About 80% of Eskom’s bonds come with an explicit government guarantee, and President Cyril Ramaphosa has said the company is “too big to fail” — implying that the state would back the company if it ran into any troubles. The state is now considering a takeover of some of its $22.8 billion in liabilities as it seeks to restructure the utility and restore financial sustainability.
Some investors are steering clear. Eskom’s challenges are not just financial, and the hurdles to overcoming them are steep, said Manuel Mondia, a Zurich-based analyst at Aquila Asset Management.

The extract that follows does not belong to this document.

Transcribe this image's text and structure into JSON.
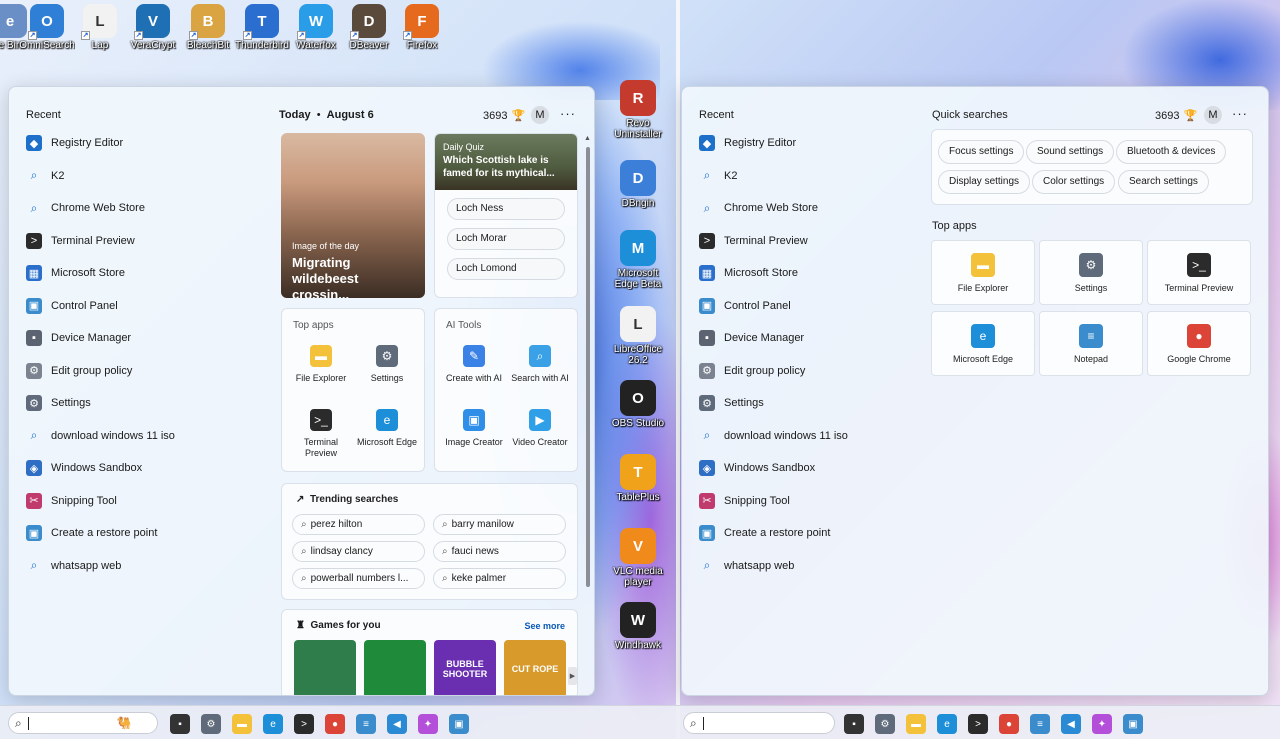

The power company’s troubles have led to 13 consecutive months of rolling power cuts, leaving South Africans without electricity for as much as eight hours a day, according to Bloomberg calculations. The cash-strapped utility already relies on government support to run its operations and service its debt.
Goldman Sachs Group Inc. has described the company as the biggest threat to Africa’s most industrialized economy. The South African Reserve Bank cut its forecast for economic growth this year to 0.3%, from 1.1% previously, citing the energy crisis, with Governor Lesetja Kganyago saying the blackouts will cut an estimated 2 percentage points off output this year.
Transferring Eskom’s debt to the state would require modifications to bond agreements, a complex and uncertain process needing approval from holders of the securities, said Mondia. And repeated cash injections have done little to ease operational and organisational problems, with Chief Executive Officer Andre de Ruyter announcing his resignation in December amid allegations that he’d been poisoned.
“We got rid of our exposure as the yield attached to the issuer was relatively low when you think of the amount of issues they need to face, independently of the government support,” Mondia said. “The news flow including failures at plants and accusations of attempted murder definitely raised some red flags which pushed us out of the position.”
But Nazim at JPMorgan said such concerns don’t preclude an extended rally, with a call for non-guaranteed 2028 bonds to trade no more than 150 basis points wide of the sovereign.
“Creditors should not get too hung up on record rolling blackouts and the resignation of the company’s well-respected CEO,” Nazim said. “Creditors’ fortunes and the company’s credit profile are largely tied to tariff decisions and the government’s financial support. We believe that both factors are moving firmly in the right direction.”